3. Apolipoprotein B (ApoB)
Cholesterol in your blood is carried around on lipoproteins. Lipoproteins can be high-density (HDL) or low-density (LDL) - that’s where HDL and LDL cholesterol got their names.
Apolipoprotein B (ApoB) is a protein found in the LDL particles that carry LDL cholesterol. As this study explains, the reason why LDL cholesterol is associated with heart disease risk might very well be the lipoproteins, not the cholesterol they carry. Measuring ApoB is a way to measure just the lipoproteins, not the cholesterol. The study reviewed the evidence and found that ApoB is a much better indicator of heart problems than any kind of cholesterol.
So how do low-carb diets affect ApoB? In general, they don't do much in either direction. Studies (one, two, three) haven’t found any statistically significant differences between low-carb and low-fat diets for ApoB. Neither type of diet seems to work miracles, but it’s not like you go keto and your ApoB starts skyrocketing. Nothing to worry about here.
4. Non-traditional biomarkers (adiponectin and ICAM-1)
This study took a different and interesting approach - instead of going for the standard cholesterol, blood pressure, and triglycerides, the researchers looked at a few non-traditional markers of heart health. The point isn’t necessarily to replace the usual numbers, but to give a more complete picture of cardiovascular risk.
Specifically, the researchers assigned 148 obese people to either a low-carb or a low-fat diet for 1 year. They looked at a few inflammatory markers other factors like..
- Adiponectin, a hormone involved in insulin function and weight - it also may be protective against cardiovascular problems. You want more of this one.
- Intercellular adhesion molecule-1 (ICAM-1), a marker of how well the walls of your blood vessels are working. Less is better with ICAM-1.
Adiponectin increased in both groups, but it increased more In the low-carb group, ICAM-1 increased in the low-fat group but not in the low-carb group. There were no differences in any of the other markers.

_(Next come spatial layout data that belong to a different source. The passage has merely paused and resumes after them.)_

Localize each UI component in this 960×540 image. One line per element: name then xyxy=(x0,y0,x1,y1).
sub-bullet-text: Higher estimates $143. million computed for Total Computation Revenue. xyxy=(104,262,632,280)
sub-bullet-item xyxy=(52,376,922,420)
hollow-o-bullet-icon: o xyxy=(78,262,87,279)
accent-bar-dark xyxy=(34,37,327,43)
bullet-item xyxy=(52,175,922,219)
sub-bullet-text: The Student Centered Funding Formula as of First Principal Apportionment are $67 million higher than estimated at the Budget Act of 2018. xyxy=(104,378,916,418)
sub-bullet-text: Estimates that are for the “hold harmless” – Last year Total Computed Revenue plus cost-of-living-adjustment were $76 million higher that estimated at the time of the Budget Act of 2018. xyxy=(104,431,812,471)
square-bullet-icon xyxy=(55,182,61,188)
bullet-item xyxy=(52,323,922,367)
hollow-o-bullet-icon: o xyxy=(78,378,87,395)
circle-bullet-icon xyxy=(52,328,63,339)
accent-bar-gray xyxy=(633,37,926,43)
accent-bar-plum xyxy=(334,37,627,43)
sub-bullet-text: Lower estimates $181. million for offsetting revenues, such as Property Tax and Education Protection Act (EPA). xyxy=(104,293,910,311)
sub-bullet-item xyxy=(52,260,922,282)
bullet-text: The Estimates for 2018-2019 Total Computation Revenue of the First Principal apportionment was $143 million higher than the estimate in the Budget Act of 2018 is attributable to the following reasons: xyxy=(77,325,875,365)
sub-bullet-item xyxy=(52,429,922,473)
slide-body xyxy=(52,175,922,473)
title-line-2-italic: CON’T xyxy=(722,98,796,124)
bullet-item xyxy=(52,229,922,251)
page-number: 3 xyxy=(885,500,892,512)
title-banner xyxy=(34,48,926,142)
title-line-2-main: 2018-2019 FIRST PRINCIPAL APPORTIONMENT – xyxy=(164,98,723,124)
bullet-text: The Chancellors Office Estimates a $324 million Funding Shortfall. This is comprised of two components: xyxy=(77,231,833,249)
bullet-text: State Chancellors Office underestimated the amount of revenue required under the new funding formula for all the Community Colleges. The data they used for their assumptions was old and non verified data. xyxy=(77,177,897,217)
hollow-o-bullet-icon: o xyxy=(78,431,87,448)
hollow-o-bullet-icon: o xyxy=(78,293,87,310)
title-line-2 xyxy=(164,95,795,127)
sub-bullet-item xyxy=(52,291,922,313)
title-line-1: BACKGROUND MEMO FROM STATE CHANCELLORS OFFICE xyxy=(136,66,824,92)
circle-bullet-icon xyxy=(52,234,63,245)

The researchers also analyzed the effects of weight loss - the low-carb diet did cause better weight loss, but that couldn’t explain all of the improvement. This suggests that low-carb is at least as good - if not better - for heart health than a low-fat diet, and not just because it improves weight loss.
Having high triglycerides is almost certainly a sign that something is going wrong - but going low-carb doesn’t raise triglycerides; it actually lowers them.
This meta-analysis confirmed that low-carbohydrate diets don’t just not raise triglycerides; they actually lower them more effectively than low-fat diets.
Another common triglyceride-related biomarker is the ratio of HDL cholesterol to triglycerides - in this study, a low-carb diet (under 40 grams/day) was even better for the HDL:Triglycerides ratio than a low-fat diet.
The new heart-health diet: less bread, more bacon? You could do a lot worse!
Summing it Up
If you just want one study to send to people “worried about your heart,” try one of the above. And if you want to go full nutrition nerd and start explaining intercellular adhesion molecule-1 to your grandma, more power to you! But the point is that low-carb or keto diets don’t increase cardiovascular risk factors - in fact, sometimes they even outperform low-fat diets.